Earlier this year, the Canadian government finally passed a bill that would prevent the import and export of cetaceans in Canada. Specifically, the bill was aimed at stopping aquatic animals, such as dolphins and whales from being put in captivity. However, ever since this bill has passed, it seems that Marineland is exempted from these new laws.
While the bill bans any captivity of future animals, animal activists were disappointed to discover that there was a catch. The bill, Bill s-203, contain a grandfather clause, which allows parks, such as Marineland to be able to keep the animals in captivity that they already have in their parks. However, while Marineland was exempted from the bill for the animals that they already had in captivity, it seems that they are now also exempted from another part of the bill.
When the bill was passed in June, it was also stated that it is now an offense for animals to be imported or exported from Canada. However, it was announced today that Marineland has been granted approval to ship two of their beluga whales off to Spain. Narcity has reached out to Marineland for comment on this and will update this story when a response is received.
According to the Globe and Mail, Fisheries Minister Jonathan Wilkinson has approved the permits and has lifted the ban for Marineland so they will be able to export two of their whales over to a park in Spain.
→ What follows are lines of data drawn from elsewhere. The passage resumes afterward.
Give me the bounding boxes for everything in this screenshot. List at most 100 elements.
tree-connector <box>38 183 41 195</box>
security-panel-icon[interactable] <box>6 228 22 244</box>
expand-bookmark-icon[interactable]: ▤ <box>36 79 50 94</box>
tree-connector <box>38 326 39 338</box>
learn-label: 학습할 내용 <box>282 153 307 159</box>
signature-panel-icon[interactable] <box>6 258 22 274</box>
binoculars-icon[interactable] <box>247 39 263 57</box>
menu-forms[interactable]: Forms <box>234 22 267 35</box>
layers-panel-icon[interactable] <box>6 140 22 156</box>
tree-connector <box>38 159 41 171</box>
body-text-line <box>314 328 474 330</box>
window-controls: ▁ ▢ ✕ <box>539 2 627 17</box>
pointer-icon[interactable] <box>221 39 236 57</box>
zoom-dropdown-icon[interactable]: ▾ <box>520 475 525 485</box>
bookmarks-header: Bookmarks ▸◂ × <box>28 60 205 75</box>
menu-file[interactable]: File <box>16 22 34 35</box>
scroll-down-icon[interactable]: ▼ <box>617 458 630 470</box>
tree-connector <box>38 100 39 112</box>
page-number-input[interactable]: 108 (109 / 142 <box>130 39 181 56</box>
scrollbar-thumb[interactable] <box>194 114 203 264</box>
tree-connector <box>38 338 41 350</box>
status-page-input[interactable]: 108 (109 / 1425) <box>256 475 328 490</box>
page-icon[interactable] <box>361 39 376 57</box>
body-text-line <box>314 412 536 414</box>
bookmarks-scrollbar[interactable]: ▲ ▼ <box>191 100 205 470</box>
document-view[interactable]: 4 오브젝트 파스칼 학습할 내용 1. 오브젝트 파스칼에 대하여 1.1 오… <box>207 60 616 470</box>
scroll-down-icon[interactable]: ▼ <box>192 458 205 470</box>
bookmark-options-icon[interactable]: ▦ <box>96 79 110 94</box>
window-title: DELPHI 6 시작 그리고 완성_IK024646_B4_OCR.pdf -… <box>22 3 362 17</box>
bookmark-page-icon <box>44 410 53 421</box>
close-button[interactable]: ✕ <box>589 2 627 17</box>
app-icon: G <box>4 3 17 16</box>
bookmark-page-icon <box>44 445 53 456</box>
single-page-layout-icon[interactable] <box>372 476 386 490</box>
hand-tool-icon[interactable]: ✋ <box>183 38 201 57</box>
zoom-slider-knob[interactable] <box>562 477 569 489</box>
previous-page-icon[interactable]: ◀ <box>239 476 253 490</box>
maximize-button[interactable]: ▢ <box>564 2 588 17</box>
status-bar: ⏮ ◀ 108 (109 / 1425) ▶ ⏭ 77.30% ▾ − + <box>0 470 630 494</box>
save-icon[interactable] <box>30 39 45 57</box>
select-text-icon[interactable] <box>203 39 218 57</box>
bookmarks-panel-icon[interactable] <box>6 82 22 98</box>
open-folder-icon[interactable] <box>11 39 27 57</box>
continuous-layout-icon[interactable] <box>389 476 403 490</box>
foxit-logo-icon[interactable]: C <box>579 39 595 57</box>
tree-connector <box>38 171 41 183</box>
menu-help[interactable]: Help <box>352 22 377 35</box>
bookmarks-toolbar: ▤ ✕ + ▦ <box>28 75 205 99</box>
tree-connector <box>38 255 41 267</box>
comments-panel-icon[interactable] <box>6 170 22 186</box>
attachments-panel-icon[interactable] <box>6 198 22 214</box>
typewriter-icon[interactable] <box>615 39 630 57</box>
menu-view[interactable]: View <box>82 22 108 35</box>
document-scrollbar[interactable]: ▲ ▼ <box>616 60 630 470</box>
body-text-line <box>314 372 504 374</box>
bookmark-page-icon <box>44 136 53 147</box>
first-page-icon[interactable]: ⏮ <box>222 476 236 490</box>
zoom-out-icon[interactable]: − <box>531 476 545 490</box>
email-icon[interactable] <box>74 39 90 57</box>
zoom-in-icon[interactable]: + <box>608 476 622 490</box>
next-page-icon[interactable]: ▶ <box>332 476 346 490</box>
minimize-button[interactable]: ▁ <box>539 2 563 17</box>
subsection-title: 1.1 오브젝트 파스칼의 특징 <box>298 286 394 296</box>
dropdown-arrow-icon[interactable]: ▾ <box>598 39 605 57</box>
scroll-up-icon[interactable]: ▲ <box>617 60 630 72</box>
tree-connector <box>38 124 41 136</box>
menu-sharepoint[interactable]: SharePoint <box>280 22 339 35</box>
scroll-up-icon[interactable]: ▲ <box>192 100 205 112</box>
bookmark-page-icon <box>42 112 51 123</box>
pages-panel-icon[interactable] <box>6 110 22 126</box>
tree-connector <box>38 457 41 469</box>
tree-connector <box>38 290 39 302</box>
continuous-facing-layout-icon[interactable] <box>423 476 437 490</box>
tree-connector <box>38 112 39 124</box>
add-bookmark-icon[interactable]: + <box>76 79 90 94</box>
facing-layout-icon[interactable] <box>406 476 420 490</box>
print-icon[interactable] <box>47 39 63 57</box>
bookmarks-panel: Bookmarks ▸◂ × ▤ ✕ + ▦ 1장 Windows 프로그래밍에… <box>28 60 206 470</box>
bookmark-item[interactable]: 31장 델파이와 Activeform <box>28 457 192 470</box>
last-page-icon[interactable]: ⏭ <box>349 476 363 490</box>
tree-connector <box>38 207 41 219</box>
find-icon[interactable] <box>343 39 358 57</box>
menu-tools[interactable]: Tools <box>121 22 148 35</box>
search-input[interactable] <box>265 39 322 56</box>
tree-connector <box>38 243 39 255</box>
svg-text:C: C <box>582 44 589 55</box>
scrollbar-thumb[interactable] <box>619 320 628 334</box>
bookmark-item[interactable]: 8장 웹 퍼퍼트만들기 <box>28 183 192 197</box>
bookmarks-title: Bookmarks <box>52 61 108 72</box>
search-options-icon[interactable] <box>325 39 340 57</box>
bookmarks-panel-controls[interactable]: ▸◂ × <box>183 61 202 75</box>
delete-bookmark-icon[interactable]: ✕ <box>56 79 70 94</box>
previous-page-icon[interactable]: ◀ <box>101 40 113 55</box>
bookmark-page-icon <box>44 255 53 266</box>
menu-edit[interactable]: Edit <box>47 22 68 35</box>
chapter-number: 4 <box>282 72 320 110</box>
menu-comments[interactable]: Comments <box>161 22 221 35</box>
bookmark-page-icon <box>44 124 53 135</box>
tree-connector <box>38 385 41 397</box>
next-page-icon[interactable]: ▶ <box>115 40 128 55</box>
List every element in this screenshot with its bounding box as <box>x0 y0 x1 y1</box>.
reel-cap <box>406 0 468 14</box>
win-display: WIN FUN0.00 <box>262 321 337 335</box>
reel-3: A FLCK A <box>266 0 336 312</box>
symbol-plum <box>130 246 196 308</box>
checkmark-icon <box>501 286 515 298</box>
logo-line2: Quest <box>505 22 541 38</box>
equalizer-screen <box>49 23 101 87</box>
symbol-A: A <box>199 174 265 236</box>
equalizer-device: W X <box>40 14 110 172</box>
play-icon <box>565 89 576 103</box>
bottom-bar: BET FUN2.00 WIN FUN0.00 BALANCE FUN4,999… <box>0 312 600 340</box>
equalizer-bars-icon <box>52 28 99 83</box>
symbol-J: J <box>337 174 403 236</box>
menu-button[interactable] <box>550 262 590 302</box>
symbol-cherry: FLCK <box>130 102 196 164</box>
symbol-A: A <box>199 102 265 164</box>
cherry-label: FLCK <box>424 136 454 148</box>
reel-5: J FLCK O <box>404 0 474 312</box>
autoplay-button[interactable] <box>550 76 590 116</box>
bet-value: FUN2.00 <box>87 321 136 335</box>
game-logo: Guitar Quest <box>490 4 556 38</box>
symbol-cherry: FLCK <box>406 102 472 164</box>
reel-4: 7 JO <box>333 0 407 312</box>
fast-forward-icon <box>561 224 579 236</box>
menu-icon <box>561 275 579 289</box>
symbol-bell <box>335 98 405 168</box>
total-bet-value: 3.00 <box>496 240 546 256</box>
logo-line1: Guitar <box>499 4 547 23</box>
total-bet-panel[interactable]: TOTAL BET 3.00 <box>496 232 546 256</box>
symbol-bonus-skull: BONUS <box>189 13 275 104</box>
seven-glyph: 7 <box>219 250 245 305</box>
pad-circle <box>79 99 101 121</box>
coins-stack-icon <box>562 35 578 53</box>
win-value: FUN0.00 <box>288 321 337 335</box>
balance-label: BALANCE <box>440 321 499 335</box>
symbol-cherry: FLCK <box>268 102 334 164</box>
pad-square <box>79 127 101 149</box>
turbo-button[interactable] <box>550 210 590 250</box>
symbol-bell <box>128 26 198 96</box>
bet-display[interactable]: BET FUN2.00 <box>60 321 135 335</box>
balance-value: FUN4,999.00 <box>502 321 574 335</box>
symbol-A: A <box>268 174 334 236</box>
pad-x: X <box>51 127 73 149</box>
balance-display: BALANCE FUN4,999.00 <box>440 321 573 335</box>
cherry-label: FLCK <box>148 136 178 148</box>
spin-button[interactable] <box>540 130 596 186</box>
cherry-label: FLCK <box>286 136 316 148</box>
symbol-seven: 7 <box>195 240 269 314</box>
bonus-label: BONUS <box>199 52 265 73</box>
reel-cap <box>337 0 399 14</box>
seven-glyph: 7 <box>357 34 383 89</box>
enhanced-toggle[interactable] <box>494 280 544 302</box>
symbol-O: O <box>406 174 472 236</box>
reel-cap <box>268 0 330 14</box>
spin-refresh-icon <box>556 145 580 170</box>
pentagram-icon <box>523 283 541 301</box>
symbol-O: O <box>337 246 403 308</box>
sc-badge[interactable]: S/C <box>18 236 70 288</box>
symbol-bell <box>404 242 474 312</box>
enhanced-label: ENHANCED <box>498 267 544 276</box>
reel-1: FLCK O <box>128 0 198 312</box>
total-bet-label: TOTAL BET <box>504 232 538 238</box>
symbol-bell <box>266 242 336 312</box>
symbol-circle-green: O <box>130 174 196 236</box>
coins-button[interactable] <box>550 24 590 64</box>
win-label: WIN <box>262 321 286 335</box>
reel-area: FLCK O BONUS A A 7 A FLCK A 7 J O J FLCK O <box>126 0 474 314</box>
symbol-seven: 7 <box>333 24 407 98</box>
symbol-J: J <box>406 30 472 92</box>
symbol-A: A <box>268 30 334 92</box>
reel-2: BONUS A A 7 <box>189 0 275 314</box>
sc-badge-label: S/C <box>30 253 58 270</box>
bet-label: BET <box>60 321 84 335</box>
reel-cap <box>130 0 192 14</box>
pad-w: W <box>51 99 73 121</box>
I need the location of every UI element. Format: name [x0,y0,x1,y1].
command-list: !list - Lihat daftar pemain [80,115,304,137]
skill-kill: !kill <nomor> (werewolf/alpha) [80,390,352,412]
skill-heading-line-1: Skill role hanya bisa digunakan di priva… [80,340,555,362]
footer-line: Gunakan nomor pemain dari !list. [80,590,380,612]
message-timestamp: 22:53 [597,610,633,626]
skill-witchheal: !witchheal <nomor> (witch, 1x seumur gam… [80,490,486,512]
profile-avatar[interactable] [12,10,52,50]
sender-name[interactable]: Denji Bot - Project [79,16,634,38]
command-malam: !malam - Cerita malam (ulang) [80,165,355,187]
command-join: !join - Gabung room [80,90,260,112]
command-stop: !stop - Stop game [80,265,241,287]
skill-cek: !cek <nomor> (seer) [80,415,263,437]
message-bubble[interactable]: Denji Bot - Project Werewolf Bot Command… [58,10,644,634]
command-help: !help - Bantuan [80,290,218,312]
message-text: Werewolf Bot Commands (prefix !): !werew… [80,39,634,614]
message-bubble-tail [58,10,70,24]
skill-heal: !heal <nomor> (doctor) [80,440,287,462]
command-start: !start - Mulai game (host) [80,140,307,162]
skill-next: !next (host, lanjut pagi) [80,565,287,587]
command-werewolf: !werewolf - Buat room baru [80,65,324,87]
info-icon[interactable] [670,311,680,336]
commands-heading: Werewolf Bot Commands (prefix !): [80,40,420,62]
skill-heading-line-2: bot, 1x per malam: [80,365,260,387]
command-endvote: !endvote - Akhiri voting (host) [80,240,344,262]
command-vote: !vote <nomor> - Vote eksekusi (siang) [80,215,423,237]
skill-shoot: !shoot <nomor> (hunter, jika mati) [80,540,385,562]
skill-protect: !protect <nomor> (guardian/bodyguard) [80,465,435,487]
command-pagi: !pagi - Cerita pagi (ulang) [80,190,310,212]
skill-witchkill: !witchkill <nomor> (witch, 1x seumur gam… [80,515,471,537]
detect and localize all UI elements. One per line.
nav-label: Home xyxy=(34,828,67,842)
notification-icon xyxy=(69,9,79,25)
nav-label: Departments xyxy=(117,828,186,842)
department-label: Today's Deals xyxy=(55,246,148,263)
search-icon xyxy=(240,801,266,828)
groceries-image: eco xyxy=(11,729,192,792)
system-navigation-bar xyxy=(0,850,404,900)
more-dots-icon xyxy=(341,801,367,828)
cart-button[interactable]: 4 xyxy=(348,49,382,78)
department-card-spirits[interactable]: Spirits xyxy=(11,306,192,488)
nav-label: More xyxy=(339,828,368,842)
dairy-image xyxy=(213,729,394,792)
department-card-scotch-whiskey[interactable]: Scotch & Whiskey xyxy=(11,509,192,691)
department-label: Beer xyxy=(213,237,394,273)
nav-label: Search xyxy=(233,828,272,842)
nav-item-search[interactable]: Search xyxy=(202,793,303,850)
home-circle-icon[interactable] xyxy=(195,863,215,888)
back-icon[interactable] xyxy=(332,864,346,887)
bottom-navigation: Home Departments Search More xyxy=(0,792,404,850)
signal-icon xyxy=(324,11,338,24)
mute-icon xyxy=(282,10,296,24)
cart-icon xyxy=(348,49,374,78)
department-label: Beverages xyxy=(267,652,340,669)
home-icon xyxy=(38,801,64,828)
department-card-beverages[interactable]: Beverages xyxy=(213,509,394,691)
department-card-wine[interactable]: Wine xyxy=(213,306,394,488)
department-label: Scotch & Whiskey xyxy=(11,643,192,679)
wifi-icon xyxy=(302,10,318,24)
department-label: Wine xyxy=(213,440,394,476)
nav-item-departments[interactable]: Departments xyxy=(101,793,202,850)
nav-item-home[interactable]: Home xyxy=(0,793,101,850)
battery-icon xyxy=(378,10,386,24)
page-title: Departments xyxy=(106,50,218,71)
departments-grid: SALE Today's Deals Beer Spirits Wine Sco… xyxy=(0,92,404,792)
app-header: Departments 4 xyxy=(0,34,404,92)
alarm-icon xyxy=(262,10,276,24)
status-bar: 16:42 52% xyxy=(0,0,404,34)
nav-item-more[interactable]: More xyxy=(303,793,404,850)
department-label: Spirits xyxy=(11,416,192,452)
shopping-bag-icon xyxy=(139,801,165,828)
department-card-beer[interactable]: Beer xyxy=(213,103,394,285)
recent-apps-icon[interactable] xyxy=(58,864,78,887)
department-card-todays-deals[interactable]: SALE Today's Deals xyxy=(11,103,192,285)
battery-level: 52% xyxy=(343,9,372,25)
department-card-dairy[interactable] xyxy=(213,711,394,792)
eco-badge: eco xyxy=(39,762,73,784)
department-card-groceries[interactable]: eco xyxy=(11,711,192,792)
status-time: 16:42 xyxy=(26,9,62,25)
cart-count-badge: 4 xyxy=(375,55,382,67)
Wilkinson states that this transport has been approved after the federal government decided that the Spanish facility was better equipped to look after them.
The two whales are now being shipped to Oceanographic, a Spanish facility that is owned by Ocean Wise. The whales will be shipped there for a research project that will be focusing on the impact of noise on belugas.
Wilkinson states, "Our view is it is in the best interest of the whales. It will be a better facility for these whales and they have also committed there will be no captive breeding, which is important for us."
Wilkinson states that when the new law went into place, there were two exemptions when it came to exporting whales- if it is in the best interest of the whales, or if it is to conduct scientific research.
In this case, Wilkinson that both of these exemptions have been met.
According to the Globe and Mail, Marineland currently has 50 beluga whales that are currently in captivity.
Last year, Marineland also applied for five beluga whales to be transported to a facility in the United States before the new law came under effect.
Yet, Marineland has not re-applied and the fate of these five whales is still unclear.
*Disclaimer: Cover photo used for illustrative purposes only.